Aku merasa semuanya aneh. Hidupku telah berubah. Sekarang aku merasa aku hidup sendiri di dunia ini. Aku merasa aku sedang berenang di sungai dengan arus yang deras sementara yang lain sedang berendam di kolam hangat. Aku menjadi gosong di bawah terik matahari sedangkan yang lain sedang duduk di ruangan sejuk ber-AC. Aku bagaikan minoritas yang terhimpit sehingga tak terlihat. Menyedihkan.
            Terduduk di sebuah tempat yang cukup ramai, hanya itu hal yang dapat aku lakukan saat ini. Memang ramai, banyak orang. Hanya saja tak ada satu pun yang memedulikan sosokku di sini. Aku terdiam dengan posisi mengangkang dan menaruh tanganku untuk menahan dagu sambil sebentar-sebentar aku melirik lingkungan sekitar. Mereka lewat tanpa melirikku. Bagaikan mereka berjalan 5 menit sedangkan aku duduk 5 jam.
            Pandanganku samar. Aku melihat kehampaan pada pikiranku terpancar, menyebar di sekitar gas nitrogen yang bertebaran. Kedua genggaman tanganku semakin erat menekan pagar besi setinggi perut tepat di depanku. Kutempelkan tubuhku ke pagar besi itu. Kurasakan kakiku bergetar dengan akselerasi. Raut wajahku pun ikut mengerut. Kututup paksa mataku untuk menahan sakit ini. Ya, rasa sakit yang sulit untuk didefinisikan. Sebuah rasa yang mengundang nafsuku. Semua emosi bercampur, menjadi satu pada periode yang berhimpit. Kueratkan lagi genggamanku. Oksigen di sekelilingku mencoba menenangkan aku. Sayangnya itu gagal. Aku menarik nafas sedalam-dalamnya. Sia-sia, outputnya tidak sesuai dengan ekspektasi. Usahaku menenangkan diri hanya menghujankan mataku, membuat satu alat inderaku mengeluarkan air secara refleks dengan volum yang lumayan banyak.
            Pita suaraku mulai mengamuk, mendukung emosi yang masih belum terluapkan.

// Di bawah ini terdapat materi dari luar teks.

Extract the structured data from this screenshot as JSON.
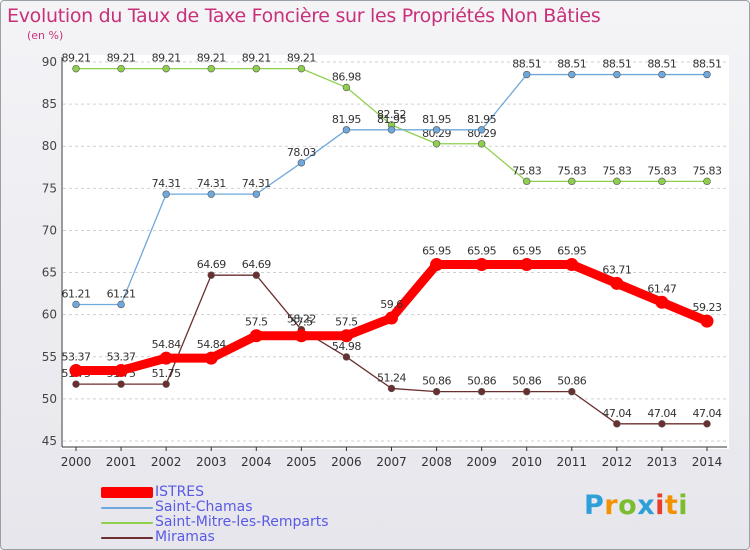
{
  "title": "Evolution du Taux de Taxe Foncière sur les Propriétés Non Bâties",
  "subtitle": "(en %)",
  "logo": {
    "letters": [
      "P",
      "r",
      "o",
      "x",
      "i",
      "t",
      "i"
    ],
    "colors": [
      "#2f9fd8",
      "#f39200",
      "#7bbd2e",
      "#2f9fd8",
      "#e63d2e",
      "#f39200",
      "#7bbd2e"
    ]
  },
  "chart_data": {
    "type": "line",
    "x": [
      "2000",
      "2001",
      "2002",
      "2003",
      "2004",
      "2005",
      "2006",
      "2007",
      "2008",
      "2009",
      "2010",
      "2011",
      "2012",
      "2013",
      "2014"
    ],
    "ylim": [
      45,
      90
    ],
    "yticks": [
      45,
      50,
      55,
      60,
      65,
      70,
      75,
      80,
      85,
      90
    ],
    "grid": "horizontal dashed",
    "legend_position": "bottom-left",
    "series": [
      {
        "name": "Saint-Mitre-les-Remparts",
        "color": "#8ed04e",
        "values": [
          89.21,
          89.21,
          89.21,
          89.21,
          89.21,
          89.21,
          86.98,
          82.52,
          80.29,
          80.29,
          75.83,
          75.83,
          75.83,
          75.83,
          75.83
        ],
        "labels": [
          "89.21",
          "89.21",
          "89.21",
          "89.21",
          "89.21",
          "89.21",
          "86.98",
          "82.52",
          "80.29",
          "80.29",
          "75.83",
          "75.83",
          "75.83",
          "75.83",
          "75.83"
        ]
      },
      {
        "name": "Saint-Chamas",
        "color": "#6fa8dc",
        "values": [
          61.21,
          61.21,
          74.31,
          74.31,
          74.31,
          78.03,
          81.95,
          81.95,
          81.95,
          81.95,
          88.51,
          88.51,
          88.51,
          88.51,
          88.51
        ],
        "labels": [
          "61.21",
          "61.21",
          "74.31",
          "74.31",
          "74.31",
          "78.03",
          "81.95",
          "81.95",
          "81.95",
          "81.95",
          "88.51",
          "88.51",
          "88.51",
          "88.51",
          "88.51"
        ]
      },
      {
        "name": "Miramas",
        "color": "#6b2f2f",
        "values": [
          51.75,
          51.75,
          51.75,
          64.69,
          64.69,
          58.22,
          54.98,
          51.24,
          50.86,
          50.86,
          50.86,
          50.86,
          47.04,
          47.04,
          47.04
        ],
        "labels": [
          "51.75",
          "51.75",
          "51.75",
          "64.69",
          "64.69",
          "58.22",
          "54.98",
          "51.24",
          "50.86",
          "50.86",
          "50.86",
          "50.86",
          "47.04",
          "47.04",
          "47.04"
        ]
      },
      {
        "name": "ISTRES",
        "color": "#ff0000",
        "values": [
          53.37,
          53.37,
          54.84,
          54.84,
          57.5,
          57.5,
          57.5,
          59.6,
          65.95,
          65.95,
          65.95,
          65.95,
          63.71,
          61.47,
          59.23
        ],
        "labels": [
          "53.37",
          "53.37",
          "54.84",
          "54.84",
          "57.5",
          "57.5",
          "57.5",
          "59.6",
          "65.95",
          "65.95",
          "65.95",
          "65.95",
          "63.71",
          "61.47",
          "59.23"
        ]
      }
    ],
    "legend": [
      "ISTRES",
      "Saint-Chamas",
      "Saint-Mitre-les-Remparts",
      "Miramas"
    ]
  }
}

Namun aku ditahan oleh otakku yang memerintahkanku untuk diam. Akhirnya hati pun bertindak. Mungkin mulutku tak jadi berteriak, tapi hatiku sedang melakukannya, pada jangka waktu yang lama. Aku menelan ludah, memastikan semuanya dapat dikendalikan. Kubuka mataku perlahan. Segelintir warna hitam yang lebih suram dari kegelapan perlahan bertransformasi menjadi cahaya pada penglihatanku. Kuarahkan fokus mataku ke arah permukaan bumi. Jaraknya cukup jauh, sekitar tiga kali 4 meter. Di saat bersamaan, sesuatu menahan di saluran pernafasanku, menyesakkan. Aku mencondongkan setengah bagian tubuhku ke udara. Jantungku berdebar. Kupejamkan mataku sekali lagi. Angin meniupku, dingin. Rasa-rasa yang dari tadi datang beruntut sekarang terjadi pada detik yang sama.
            Aku merasakan kakiku melayang. Apa aku akan jatuh? Entahlah. Pikiranku kosong. Aku hanya menekan beratku agar dapat searah dengan gaya gravitasi bumi. Di bawah, aspal yang belum dinodai sedang menunggu darah yang akan mengalir. Di situ aku sempat ragu, namun aku merasa tubuhku kehilangan keseimbangan.